Et puis c'est fini. D'un coup. Le sac est fait. On arrête la télé. C'est l'heure.
Arthur, sa famille et Nivo m'accompagnent à l'aéroport, je les embrasse et je monte dans l'avion.
Plus tard
Je traverse l'Algérie par temps clair, désert de sable et de pierre à perte de vue.
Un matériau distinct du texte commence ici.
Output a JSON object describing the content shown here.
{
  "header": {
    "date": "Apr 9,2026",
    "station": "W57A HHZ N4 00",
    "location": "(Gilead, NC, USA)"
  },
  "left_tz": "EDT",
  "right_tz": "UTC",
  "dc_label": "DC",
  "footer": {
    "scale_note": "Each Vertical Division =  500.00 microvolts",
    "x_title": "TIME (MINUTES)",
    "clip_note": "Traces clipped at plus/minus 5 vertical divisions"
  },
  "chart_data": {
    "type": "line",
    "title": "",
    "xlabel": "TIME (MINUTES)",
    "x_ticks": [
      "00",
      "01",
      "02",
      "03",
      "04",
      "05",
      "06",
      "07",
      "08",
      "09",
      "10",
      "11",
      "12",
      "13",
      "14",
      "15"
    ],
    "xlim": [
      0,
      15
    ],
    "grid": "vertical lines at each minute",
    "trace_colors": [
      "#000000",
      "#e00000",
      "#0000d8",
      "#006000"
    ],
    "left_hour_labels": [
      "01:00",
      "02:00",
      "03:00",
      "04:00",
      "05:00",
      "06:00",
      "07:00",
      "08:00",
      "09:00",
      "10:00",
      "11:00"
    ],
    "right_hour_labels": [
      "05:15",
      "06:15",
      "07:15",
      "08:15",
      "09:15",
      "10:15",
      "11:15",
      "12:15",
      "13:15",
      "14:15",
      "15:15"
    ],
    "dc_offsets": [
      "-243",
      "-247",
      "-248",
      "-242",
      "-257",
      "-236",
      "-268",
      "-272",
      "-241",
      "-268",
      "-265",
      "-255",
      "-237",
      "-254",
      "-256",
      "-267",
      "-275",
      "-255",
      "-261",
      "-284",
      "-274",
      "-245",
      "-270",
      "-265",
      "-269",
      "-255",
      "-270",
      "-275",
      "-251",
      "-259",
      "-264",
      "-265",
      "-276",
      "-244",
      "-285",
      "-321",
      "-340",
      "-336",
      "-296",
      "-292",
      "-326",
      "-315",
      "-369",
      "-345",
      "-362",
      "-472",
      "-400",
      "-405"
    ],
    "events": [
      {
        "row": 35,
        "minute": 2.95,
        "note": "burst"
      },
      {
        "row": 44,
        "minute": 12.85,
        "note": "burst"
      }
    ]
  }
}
Il me semble qu'il existe un lien intime entre le vide total et la plénitude, mais je ne sais pas pourquoi je pense à cela. Je sais seulement que la joie est un grand calme, le plus grand calme. Un petit garçon regarde par le hublot avec moi ; longtemps, il ne dit rien.
Il se rapproche de moi et me parle enfin, à voix basse.
Qu'est-ce que c'est ?
Comme lui, je chuchote.
c'est le désert.
C'est quoi ?
C'est du sable, et il n'y a presque personne.
Pouquoi ?
Parce qu'il n'y a pas d'eau.
Pouquoi ?
Parce qu'il ne pleut pas...
Pouquoi ?
Il y a des endroits sur la terre où il ne pleut pas.
Pouquoi ?
...
C'est quoi ?
Nous chuchotons toujours.
le désert, je te l'ai dit.
C'est à qui ?
Aux gens qui y habitent...
C'est à nous ?
Non. C'est l'Algérie, c'est aux algériens.
Alors c'est pas à nous ?
Non.
Pouquoi ?
Si vous rencontriez le petit prince, comment feriez-vous pour lui raconter la décolonisation ?
J'ai laissé sa question en suspend et j'ai continué à regarder avec lui le désert par le hublot. On a parlé un peu du vent, qui l'inquiétait.
Il est resté longtemps avant que sa mère ne le somme d'arrêter d'embêter la dame. Je ne suis pas un dame, et il était drôle ce petit d'homme occidental. Je me suis sentie seule quand il est retourné regarder Karaté kid II.
Ce qui m'a troublée, c'est son " nous ", si spontané.